Annie May, Phi­lippe Roy, Humeur Lutine

Cette année-ci, un de mes plus beaux cadeaux lit­té­raires est tom­bé pile-poil la veille de Noël, le jour où mes conci­toyens tra­di­tion­nel­le­ment célèbrent la nais­sance du Christ en arran­geant plein de petits paquets dans des embal­lages rac­co­leurs sous le sapin. Si le mien n’a pas pu trou­ver sa place sous le coni­fère en ques­tion, compte tenu de son for­mat imma­té­riel, l’emballage est par contre superbe et pro­met­teur de quelques heures de délices. Une pro­messe dont on sait Annie May capable de la rem­plir quitte à en rajou­ter. Je vous parle évi­dem­ment d’Humeur Lutine, un texte annon­cé depuis la mi-novembre sur les réseaux sociaux par Che­mins Obs­curs et co-écrit par Annie May et Phi­lippe Roy, un couple d’au­teurs liés par une désor­mais assez longue his­toire édi­to­riale. S’il ne faut plus pré­sen­ter à mes fidèles lec­teurs Annie May – une autrice qui a droit de cité dans mes colonnes depuis plus de cinq ans avec sa série SF-éro­tique Les Aspi­rantes – je n’ai pas encore eu l’oc­ca­sion de par­ler de Phi­lippe Roy, « auteur de fan­tas­tique » qui, d’a­près la brève pré­sen­ta­tion qu’on trouve sur le site inter­net de l’é­di­teur, « sait marier l’ombre et l’humour »[1]Cité d’a­près le site inter­net des Édi­tions les Che­mins Obs­curs.

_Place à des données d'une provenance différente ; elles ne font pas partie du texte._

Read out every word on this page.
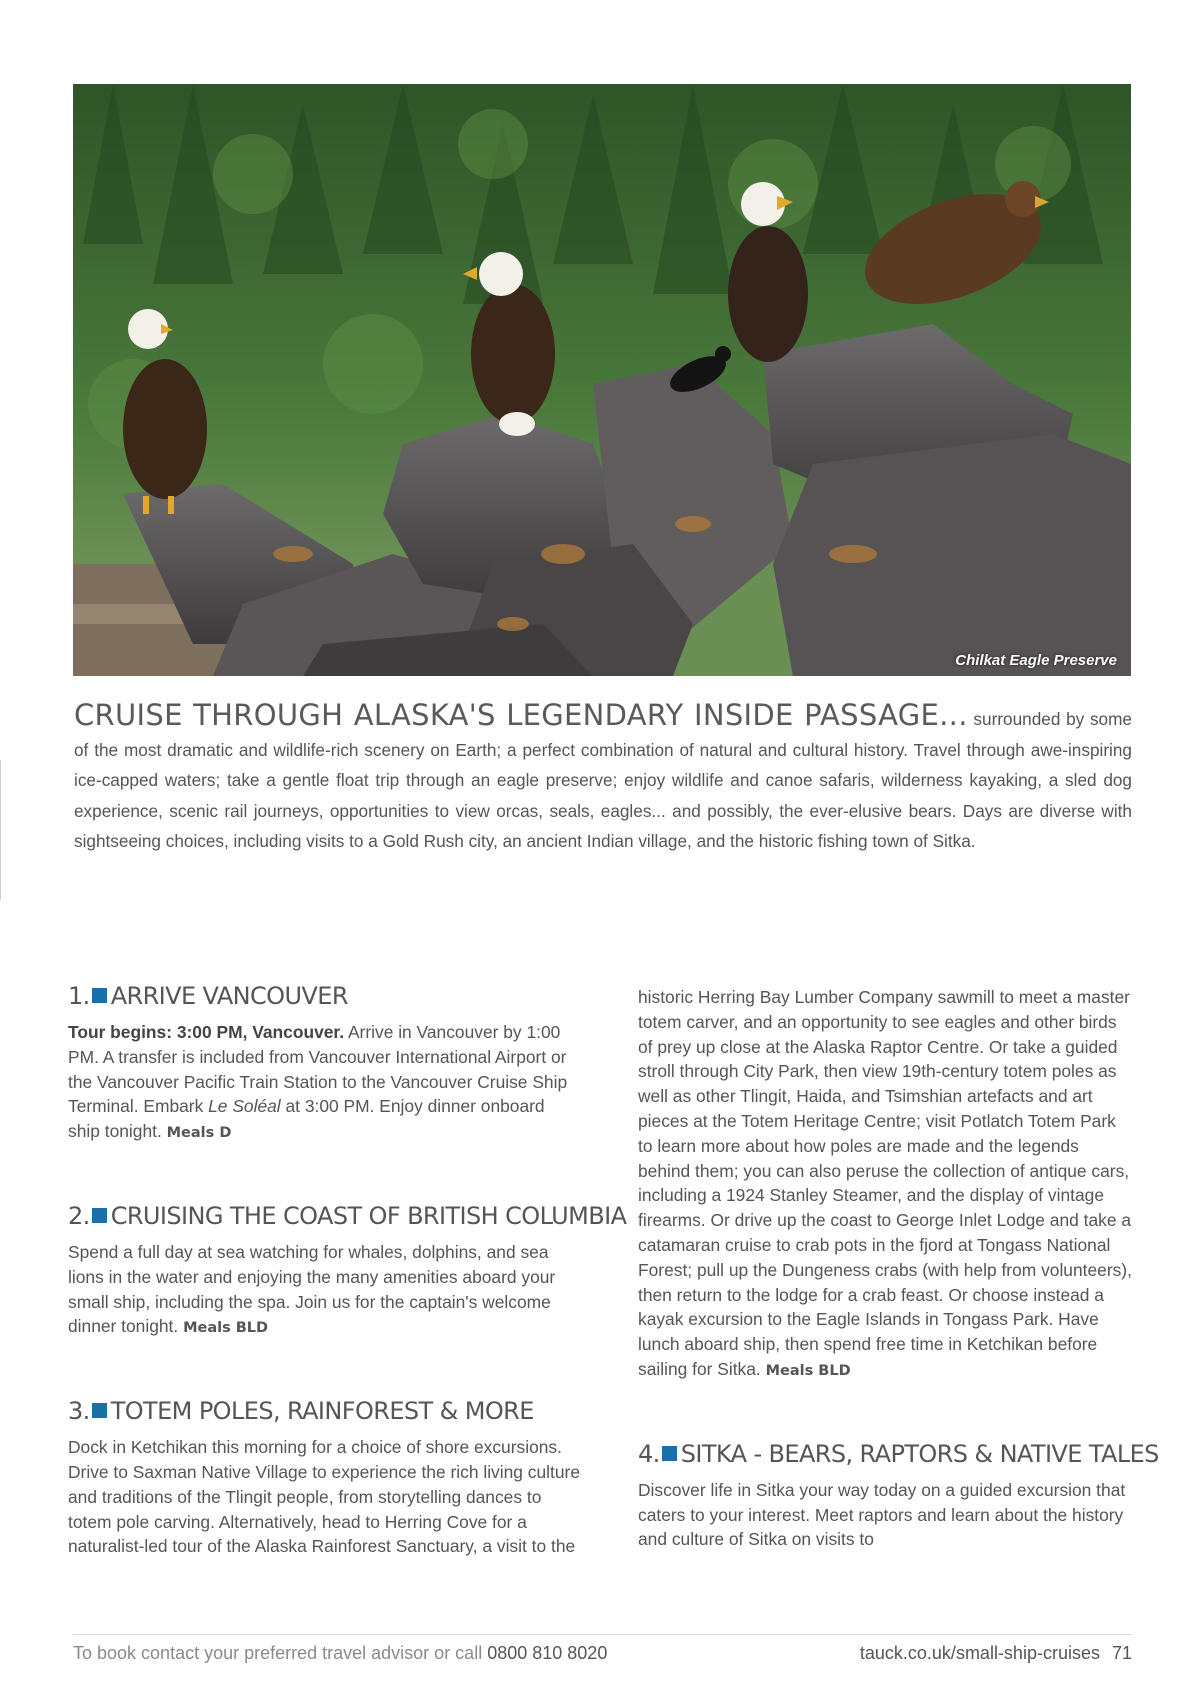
Chilkat Eagle Preserve
CRUISE THROUGH ALASKA'S LEGENDARY INSIDE PASSAGE... surrounded by some of the most dramatic and wildlife-rich scenery on Earth; a perfect combination of natural and cultural history. Travel through awe-inspiring ice-capped waters; take a gentle float trip through an eagle preserve; enjoy wildlife and canoe safaris, wilderness kayaking, a sled dog experience, scenic rail journeys, opportunities to view orcas, seals, eagles... and possibly, the ever-elusive bears. Days are diverse with sightseeing choices, including visits to a Gold Rush city, an ancient Indian village, and the historic fishing town of Sitka.
1. ARRIVE VANCOUVER

Tour begins: 3:00 PM, Vancouver. Arrive in Vancouver by 1:00 PM. A transfer is included from Vancouver International Airport or the Vancouver Pacific Train Station to the Vancouver Cruise Ship Terminal. Embark Le Soléal at 3:00 PM. Enjoy dinner onboard ship tonight. Meals D

2. CRUISING THE COAST OF BRITISH COLUMBIA

Spend a full day at sea watching for whales, dolphins, and sea lions in the water and enjoying the many amenities aboard your small ship, including the spa. Join us for the captain's welcome dinner tonight. Meals BLD

3. TOTEM POLES, RAINFOREST & MORE

Dock in Ketchikan this morning for a choice of shore excursions. Drive to Saxman Native Village to experience the rich living culture and traditions of the Tlingit people, from storytelling dances to totem pole carving. Alternatively, head to Herring Cove for a naturalist-led tour of the Alaska Rainforest Sanctuary, a visit to the

historic Herring Bay Lumber Company sawmill to meet a master totem carver, and an opportunity to see eagles and other birds of prey up close at the Alaska Raptor Centre. Or take a guided stroll through City Park, then view 19th-century totem poles as well as other Tlingit, Haida, and Tsimshian artefacts and art pieces at the Totem Heritage Centre; visit Potlatch Totem Park to learn more about how poles are made and the legends behind them; you can also peruse the collection of antique cars, including a 1924 Stanley Steamer, and the display of vintage firearms. Or drive up the coast to George Inlet Lodge and take a catamaran cruise to crab pots in the fjord at Tongass National Forest; pull up the Dungeness crabs (with help from volunteers), then return to the lodge for a crab feast. Or choose instead a kayak excursion to the Eagle Islands in Tongass Park. Have lunch aboard ship, then spend free time in Ketchikan before sailing for Sitka. Meals BLD

4. SITKA - BEARS, RAPTORS & NATIVE TALES

Discover life in Sitka your way today on a guided excursion that caters to your interest. Meet raptors and learn about the history and culture of Sitka on visits to

To book contact your preferred travel advisor or call 0800 810 8020	tauck.co.uk/small-ship-cruises 71
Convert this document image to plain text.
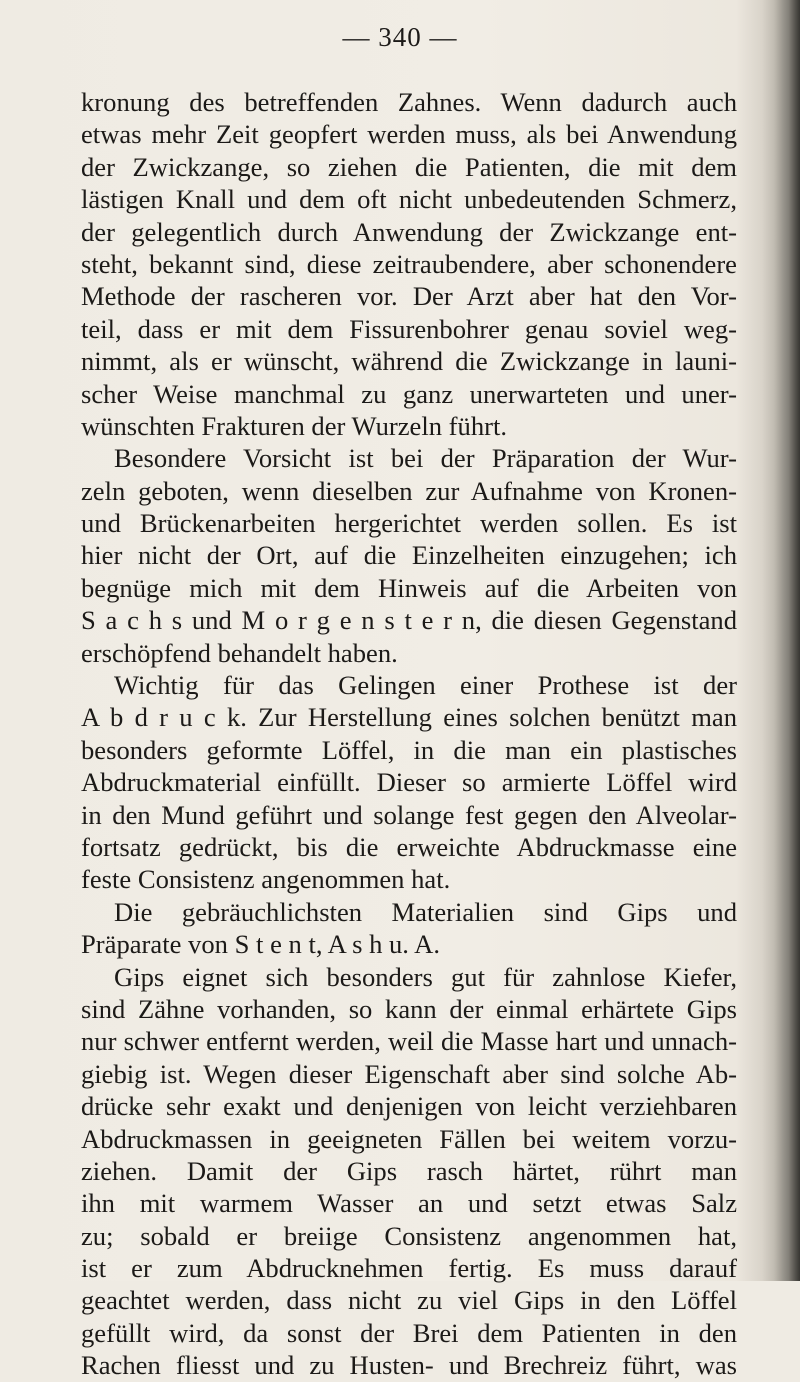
— 340 —
kronung des betreffenden Zahnes. Wenn dadurch auch
etwas mehr Zeit geopfert werden muss, als bei Anwendung
der Zwickzange, so ziehen die Patienten, die mit dem
lästigen Knall und dem oft nicht unbedeutenden Schmerz,
der gelegentlich durch Anwendung der Zwickzange ent-
steht, bekannt sind, diese zeitraubendere, aber schonendere
Methode der rascheren vor. Der Arzt aber hat den Vor-
teil, dass er mit dem Fissurenbohrer genau soviel weg-
nimmt, als er wünscht, während die Zwickzange in launi-
scher Weise manchmal zu ganz unerwarteten und uner-
wünschten Frakturen der Wurzeln führt.
Besondere Vorsicht ist bei der Präparation der Wur-
zeln geboten, wenn dieselben zur Aufnahme von Kronen-
und Brückenarbeiten hergerichtet werden sollen. Es ist
hier nicht der Ort, auf die Einzelheiten einzugehen; ich
begnüge mich mit dem Hinweis auf die Arbeiten von
S a c h s und M o r g e n s t e r n, die diesen Gegenstand
erschöpfend behandelt haben.
Wichtig für das Gelingen einer Prothese ist der
A b d r u c k. Zur Herstellung eines solchen benützt man
besonders geformte Löffel, in die man ein plastisches
Abdruckmaterial einfüllt. Dieser so armierte Löffel wird
in den Mund geführt und solange fest gegen den Alveolar-
fortsatz gedrückt, bis die erweichte Abdruckmasse eine
feste Consistenz angenommen hat.
Die gebräuchlichsten Materialien sind Gips und
Präparate von S t e n t, A s h u. A.
Gips eignet sich besonders gut für zahnlose Kiefer,
sind Zähne vorhanden, so kann der einmal erhärtete Gips
nur schwer entfernt werden, weil die Masse hart und unnach-
giebig ist. Wegen dieser Eigenschaft aber sind solche Ab-
drücke sehr exakt und denjenigen von leicht verziehbaren
Abdruckmassen in geeigneten Fällen bei weitem vorzu-
ziehen. Damit der Gips rasch härtet, rührt man
ihn mit warmem Wasser an und setzt etwas Salz
zu; sobald er breiige Consistenz angenommen hat,
ist er zum Abdrucknehmen fertig. Es muss darauf
geachtet werden, dass nicht zu viel Gips in den Löffel
gefüllt wird, da sonst der Brei dem Patienten in den
Rachen fliesst und zu Husten- und Brechreiz führt, was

Si Annie May a été obli­gée de sor­tir des décors des Aspi­rantes pour plon­ger à fond dans la magie de Noël, on est assu­ré de trou­ver une bonne grosse dose de fan­tas­tique dans ce texte. À moins que vous n’ayez l’ha­bi­tude de voir votre quo­ti­dien peu­plé de lutines prêtes à tous les excès afin de cal­mer l’a­gi­ta­tion dans laquelle les plonge une sacrée tem­pête hor­mo­nale aux alen­tours de leur deux-cen­tième anni­ver­saire. La pre­mière de ces Lutines, on la croise dès le pre­mier cha­pitre dans lequel on fait évi­dem­ment connais­sance du pro­ta­go­niste, un écri­vain – cette manie qu’ont les auteurs de tis­ser leurs textes autour des écri­vaillons, cela me dépasse – ron­gé par la pro­cras­ti­na­tion et en mal d’ins­pi­ra­tion. Encore heu­reux que, après avoir lamen­ta­ble­ment raté sa jour­née, il lui reste la nuit qui non seule­ment porte conseil, mais qui, sur­tout, lui apporte des rêves. Sauf que – on se pose la ques­tion s’il peut bien s’a­gir d’un rêve ? D’un côté, il y a bien sûr cette fille épous­tou­flante qui par­tage la couche de notre héros, et dont on se demande d’où elle peut bien venir ? Qui est capable de réduire sa taille comme bon lui semble et qui finit par se mas­tur­ber, assise sous le sapin sur un des cadeaux avec un sucre d’orge qui ter­mine son par­cours dans le ventre de la belle, mais pas de la façon d’ha­bi­tude réser­vée à ce genre de sucrerie ?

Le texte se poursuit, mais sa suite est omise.